The Role of CT-scan
Over the years, several discussions about the use of CT-scan for LAA
occluder device sizing have been raised by investigators, leading to
non-homogeneous conclusions. The main reason for this disappointing
position is likely to relate to the scarcity of robust data, since there
is still difference among institutions with regards how to perform
measurement of the devices. In several institutions, the pre-procedural
device sizing is guaranteed by TEE carried out at the same time of
thrombus evaluation in LAA. Therefore, even for the workflow’s sake,
CT-scan is no strictly required and the procedure itself relies on
sizing obtained by fluoroscopy and TEE in real time during the
procedure.
One could raise the question whether pre-procedural CT-scan is critical
for identifying the right device sizing and, thus if it should become
the standard approach for LAA closure. Based on the preliminary data
offered by Dallan and co-workers, it seems that the novel TruPlan
software accurately provides the size of device and it might also
improve the patient’s workflow in the lab. Moreover, they did not
observe device embolization, nor strokes or any other major
complications. The CT sizing strategy adopted by the authors was
associated with only 1.04 devices used per patient. Furthermore, this
approach yielded a 99% procedural success and 99% closure rate at
45-day follow up which compares with previous clinical outcome reported
with TEE (7,8). In other words, the CT sizing through the TruPlan
software does not negatively affect the outcome of Watchman Flex device.
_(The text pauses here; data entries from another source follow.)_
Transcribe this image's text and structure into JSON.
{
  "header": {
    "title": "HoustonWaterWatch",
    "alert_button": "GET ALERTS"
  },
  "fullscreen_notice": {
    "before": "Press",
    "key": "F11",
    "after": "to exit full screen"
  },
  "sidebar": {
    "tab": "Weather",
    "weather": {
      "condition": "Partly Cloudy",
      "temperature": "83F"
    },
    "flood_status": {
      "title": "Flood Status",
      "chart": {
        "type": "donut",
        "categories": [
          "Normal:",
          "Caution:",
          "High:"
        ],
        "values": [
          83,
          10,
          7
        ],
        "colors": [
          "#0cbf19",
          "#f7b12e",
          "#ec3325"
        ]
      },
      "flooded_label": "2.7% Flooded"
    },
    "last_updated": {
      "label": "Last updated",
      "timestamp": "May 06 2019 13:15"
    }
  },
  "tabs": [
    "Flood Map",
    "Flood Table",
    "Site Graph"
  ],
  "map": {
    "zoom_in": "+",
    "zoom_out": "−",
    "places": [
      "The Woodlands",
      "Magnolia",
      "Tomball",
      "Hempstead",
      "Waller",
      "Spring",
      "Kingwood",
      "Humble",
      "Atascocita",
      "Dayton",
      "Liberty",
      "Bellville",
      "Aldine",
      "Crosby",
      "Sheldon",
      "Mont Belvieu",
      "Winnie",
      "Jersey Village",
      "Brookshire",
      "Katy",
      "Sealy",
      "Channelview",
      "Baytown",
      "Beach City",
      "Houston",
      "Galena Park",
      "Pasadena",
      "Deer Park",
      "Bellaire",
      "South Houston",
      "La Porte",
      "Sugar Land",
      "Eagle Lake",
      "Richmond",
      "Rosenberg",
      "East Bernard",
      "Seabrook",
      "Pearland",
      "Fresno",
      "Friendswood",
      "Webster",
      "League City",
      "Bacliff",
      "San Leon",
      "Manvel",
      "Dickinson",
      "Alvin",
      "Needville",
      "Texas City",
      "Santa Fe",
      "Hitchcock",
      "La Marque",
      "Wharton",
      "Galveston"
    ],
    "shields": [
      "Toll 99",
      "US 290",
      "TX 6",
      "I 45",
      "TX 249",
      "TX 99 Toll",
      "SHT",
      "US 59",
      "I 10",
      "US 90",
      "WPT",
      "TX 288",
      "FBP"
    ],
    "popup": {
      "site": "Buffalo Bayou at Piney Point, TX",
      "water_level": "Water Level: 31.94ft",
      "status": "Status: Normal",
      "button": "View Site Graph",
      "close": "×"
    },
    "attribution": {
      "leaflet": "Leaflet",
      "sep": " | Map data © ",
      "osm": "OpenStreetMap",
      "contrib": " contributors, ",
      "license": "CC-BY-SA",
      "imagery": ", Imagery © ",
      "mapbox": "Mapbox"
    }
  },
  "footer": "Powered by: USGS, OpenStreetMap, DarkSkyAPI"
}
Actually, based on these results, very comparable to the current use of
intraprocedural TEE and/or ICE, the operators have their own choices of
how to perform LAAO intervention. Then, which is the real novelty for
the physicians provided by the TruPlan software? First, the methodology
of LAA measurements based on an area-derived diameter as opposed to the
maximum diameter currently offered by CT technique provides a more
adequate device sizing thus, reducing the likelihood of device
over-compression. In fact, sizing and compression estimates are derived
automatically, and device selection can be chosen based on area-derived
diameter. Moreover, it seems even more crucial the role of the TruPlan
software in selecting the most adequate device when two device sizes fit
within the recommended 10-30% compression range. Under these
circumstances, the algorithm would select a larger device at higher
compression if accommodated by appendage depth. Once selected, TruPlanTM
digitally superimposes the device onto the CT image of the appendage.
The device overlay feature is certainly a key element in
decision-making, to assess adequacy of fit. Then, the device can be
virtually repositioned in the appendage to predict how appendage tissue
might interact with the device upon implant. Interestingly, the program
simulates device shape at any predicted compression, forecasting how the
device will appear fluoroscopically in the appendage.